Les articles D. 351-16-2 et 351-16-3 du même code prévoient que « l’aide mutualisée est destinée à répondre aux besoins d’accompagnement d’élèves qui ne requièrent pas une attention soutenue et continue » et que « l’aide mutualisée accordée à un élève lui est apportée par un assistant d’éducation recruté dans les conditions fixées au premier alinéa de l’article L. 916-1. Cet assistant d’éducation peut être chargé d’apporter une aide mutualisée à plusieurs élèves handicapés simultanément ».
En application de l’article D. 351-16-4 du code précité, « l’aide individuelle a pour objet de répondre aux besoins d’élèves qui requièrent une attention soutenue et continue, sans que la personne qui apporte l’aide puisse concomitamment apporter son aide à un autre élève handicapé. Elle est accordée lorsque l’aide mutualisée ne permet pas de répondre aux besoins d’accompagnement de l’élève handicapé. Lorsqu’elle accorde une aide individuelle, dont elle détermine la quotité horaire, la commission susmentionnée définit les activités principales de l’accompagnant ».
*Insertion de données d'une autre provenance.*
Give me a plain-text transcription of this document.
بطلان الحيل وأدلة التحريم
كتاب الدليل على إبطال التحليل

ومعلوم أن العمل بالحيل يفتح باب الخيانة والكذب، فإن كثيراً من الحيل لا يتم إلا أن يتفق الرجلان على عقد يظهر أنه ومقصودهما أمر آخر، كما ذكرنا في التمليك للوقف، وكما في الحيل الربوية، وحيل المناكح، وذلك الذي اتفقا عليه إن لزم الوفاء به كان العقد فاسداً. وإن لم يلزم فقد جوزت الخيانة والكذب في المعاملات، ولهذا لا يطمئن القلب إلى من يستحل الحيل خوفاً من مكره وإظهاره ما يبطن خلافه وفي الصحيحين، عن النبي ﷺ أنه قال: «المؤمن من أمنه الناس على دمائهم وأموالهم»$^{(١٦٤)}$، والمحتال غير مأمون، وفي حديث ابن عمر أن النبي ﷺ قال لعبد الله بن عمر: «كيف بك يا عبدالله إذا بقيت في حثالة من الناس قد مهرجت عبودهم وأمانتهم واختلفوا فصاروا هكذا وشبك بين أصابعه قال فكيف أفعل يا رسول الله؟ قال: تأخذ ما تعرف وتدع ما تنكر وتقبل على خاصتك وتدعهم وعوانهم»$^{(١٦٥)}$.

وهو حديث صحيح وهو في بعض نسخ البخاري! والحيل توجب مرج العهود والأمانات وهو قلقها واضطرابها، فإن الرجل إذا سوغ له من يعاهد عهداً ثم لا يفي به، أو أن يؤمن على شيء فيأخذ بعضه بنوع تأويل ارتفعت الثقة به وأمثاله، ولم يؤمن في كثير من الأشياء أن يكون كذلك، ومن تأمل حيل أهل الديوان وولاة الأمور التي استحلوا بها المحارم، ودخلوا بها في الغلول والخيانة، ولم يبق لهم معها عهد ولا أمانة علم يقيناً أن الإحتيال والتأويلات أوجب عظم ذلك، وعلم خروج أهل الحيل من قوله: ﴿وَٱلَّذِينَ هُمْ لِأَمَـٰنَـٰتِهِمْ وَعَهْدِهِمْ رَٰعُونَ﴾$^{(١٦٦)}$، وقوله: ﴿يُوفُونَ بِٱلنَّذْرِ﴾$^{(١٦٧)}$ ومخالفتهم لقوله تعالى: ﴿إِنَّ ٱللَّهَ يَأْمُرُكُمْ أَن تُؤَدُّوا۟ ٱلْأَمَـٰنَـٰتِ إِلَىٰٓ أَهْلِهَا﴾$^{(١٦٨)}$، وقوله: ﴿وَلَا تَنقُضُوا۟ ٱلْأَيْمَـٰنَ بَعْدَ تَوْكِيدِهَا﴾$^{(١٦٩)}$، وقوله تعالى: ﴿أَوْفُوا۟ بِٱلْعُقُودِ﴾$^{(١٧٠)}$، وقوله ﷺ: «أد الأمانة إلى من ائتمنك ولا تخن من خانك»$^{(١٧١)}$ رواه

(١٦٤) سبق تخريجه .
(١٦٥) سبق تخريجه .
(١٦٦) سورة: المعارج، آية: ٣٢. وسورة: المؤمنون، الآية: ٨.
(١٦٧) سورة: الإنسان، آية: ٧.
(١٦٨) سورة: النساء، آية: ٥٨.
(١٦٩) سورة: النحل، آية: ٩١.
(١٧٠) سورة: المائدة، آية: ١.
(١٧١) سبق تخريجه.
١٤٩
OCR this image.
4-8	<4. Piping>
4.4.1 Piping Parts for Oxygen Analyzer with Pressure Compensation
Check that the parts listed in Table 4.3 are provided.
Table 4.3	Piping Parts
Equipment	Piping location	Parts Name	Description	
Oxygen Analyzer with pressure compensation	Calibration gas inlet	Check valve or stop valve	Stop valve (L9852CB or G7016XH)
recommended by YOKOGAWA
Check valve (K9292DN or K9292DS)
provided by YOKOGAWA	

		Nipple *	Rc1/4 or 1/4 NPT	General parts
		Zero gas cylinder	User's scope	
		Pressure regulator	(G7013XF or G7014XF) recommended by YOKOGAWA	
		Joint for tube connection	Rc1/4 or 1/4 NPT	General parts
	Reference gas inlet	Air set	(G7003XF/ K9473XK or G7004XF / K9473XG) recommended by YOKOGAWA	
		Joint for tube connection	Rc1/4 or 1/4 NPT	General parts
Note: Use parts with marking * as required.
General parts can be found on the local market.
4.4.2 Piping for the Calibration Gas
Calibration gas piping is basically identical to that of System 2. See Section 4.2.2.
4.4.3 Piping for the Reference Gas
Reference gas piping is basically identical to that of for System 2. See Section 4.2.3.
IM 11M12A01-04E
En l’espèce, il résulte des pièces médicales, en particulier le compte-rendu du docteur [Y] du 21 novembre 2023 et le bilan psychomoteur de Mme [G] [K], que toutes les dimensions explorées sur le plan attentionnel et exécutif sont perturbées, ce qui nécessite un traitement par Quasym 10, et que des aménagements scolaires et l'accompagnement d'une AVS paraissent essentiels pour accompagner le mineur à valoriser son attention et trouver des ajustements.
Au regard de ces éléments et de l’avis du médecin consultant, dont le tribunal s’approprie les termes, il est démontré la nécessité d’un accompagnement pour le mineur dans sa scolarité au regard du handicap.
Il sera donc fait droit à la demande d’aide sous la forme mutualisée, en l’absence de nécessité d’un suivi soutenu et continu, pour une durée d'un an.
Sur les mesures accessoires
Partie perdante, la MDPH de l’Ain sera condamnée aux dépens.
Par application des dispositions des articles 515 du code de procédure civile et R. 142-10-6 du code de la sécurité sociale, il y a lieu d’ordonner l’exécution provisoire, compatible avec la nature de l’affaire.
PAR CES MOTIFS
Le tribunal judiciaire de Bourg-en-Bresse, statuant publiquement, par jugement réputé contradictoire et en premier ressort,
Dit que la demande au titre de l’allocation d’éducation de l’enfant handicapé est irrecevable ;
Dit que les difficultés engendrées par l’état de santé d'[W] [U] justifient l’attribution d’une aide humaine mutualisée pour l'année scolaire 2024-2025 ;
Condamne la MDPH de l’Ain aux dépens ;
Ordonne l’exécution provisoire.
Ainsi jugé et mis à disposition au greffe du tribunal le 26 août 2024, et signé par le président et la greffière.